Seth Rogen has shared the only stretch in the last 14 years when he put down weed, and he says there was a serious reason behind it.
The Superbad and Pineapple Express star has been candid for years about using cannabis every day — which is legal in several U.S. states — and has joked that he has gotten high daily since he was 20.
"I equate it [smoking weed] to shoes or glasses," Rogen said in a previous podcast interview, using a simple comparison to explain how normal marijuana feels in his life.

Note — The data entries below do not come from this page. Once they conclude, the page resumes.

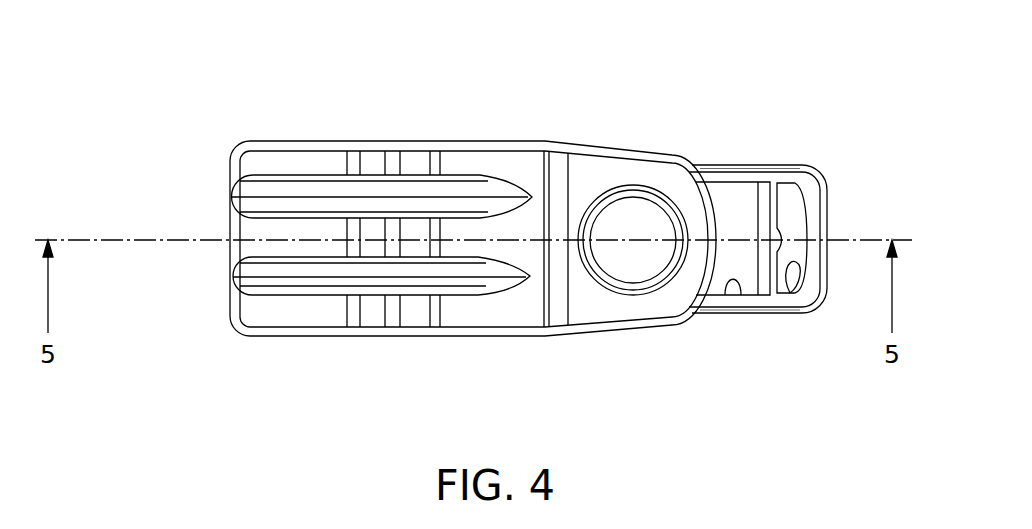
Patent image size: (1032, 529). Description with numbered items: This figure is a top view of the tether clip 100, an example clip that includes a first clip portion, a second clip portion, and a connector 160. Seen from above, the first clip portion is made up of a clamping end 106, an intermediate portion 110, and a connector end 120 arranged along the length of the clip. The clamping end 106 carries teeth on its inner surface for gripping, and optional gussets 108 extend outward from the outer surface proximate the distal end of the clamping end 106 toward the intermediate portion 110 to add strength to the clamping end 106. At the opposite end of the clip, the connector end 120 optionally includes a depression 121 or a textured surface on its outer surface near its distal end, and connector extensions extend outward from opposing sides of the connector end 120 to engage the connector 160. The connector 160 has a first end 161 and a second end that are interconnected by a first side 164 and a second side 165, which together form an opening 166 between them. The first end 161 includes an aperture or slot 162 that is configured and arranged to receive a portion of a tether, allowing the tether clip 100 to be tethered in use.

The tether clip 100 is at (787, 63).
The clamping end 106 is at (263, 163).
The gusset 108 is at (333, 275).
The intermediate portion 110 is at (513, 123).
The connector end 120 is at (653, 172).
The depression 121 is at (633, 220).
The connector 160 is at (827, 150).
The first end 161 is at (813, 202).
The aperture or slot 162 is at (797, 278).
The first side 164 is at (712, 310).
The second side 165 is at (752, 166).
The opening 166 is at (728, 283).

"Are shoes like a crutch we use? Or are they things we have culturally decided make our lives easier and better? That is exactly how weed is to me."
Even so, there were three specific days in the past two decades when he chose not to use marijuana, and he says the reason was clear and compelling.
The pause happened during a trip to Singapore, where cannabis laws are among the strictest in the world and enforcement is well known.
Talking to Howard Stern about visiting the Southeast Asian city-state back in 2011, Rogen said: "They will literally f**king kill you if you smoke weed in that country."
"They put a little thing in your passport when you arrive, that says: 'If we find drugs on you, we will execute you'."
"So that was a scary walk through the airport in Singapore."
Stern noted that the possibility of execution is a strong deterrent, and Rogen responded with dark humor: "Getting killed is a good deterrent. If you ever have a drug problem, go to Singapore."
Stern also asked whether he felt any withdrawals during those 72 hours, and Rogen joked that he had other ways to pass the time and change how he felt.
"Luckily you can just drink yourself into oblivion in Singapore. They don't give a sh*t about that," he added.
What are the laws regarding drugs in Singapore?
Rogen wasn’t exaggerating. Singapore’s drug laws are famously tough, and violations are handled with harsh penalties.
By law, cannabis use is illegal for both recreational and medical purposes, and authorities enforce those rules aggressively.
Anyone caught with marijuana or testing positive for use can face up to ten years in prison, a substantial fine, caning, or a combination of those penalties, depending on the case.
Penalties escalate for trafficking, importing, or exporting controlled drugs — including marijuana — and in some cases the offense can carry the death penalty.
Singapore is one of 32 countries that use execution for certain drug crimes, alongside nations such as China, the Philippines, and Indonesia.
Outside Singapore, Rogen has made it clear he still enjoys getting high, and at 43 he previously said that he is “a little stoned all the time,” sticking with a routine that he has followed for years.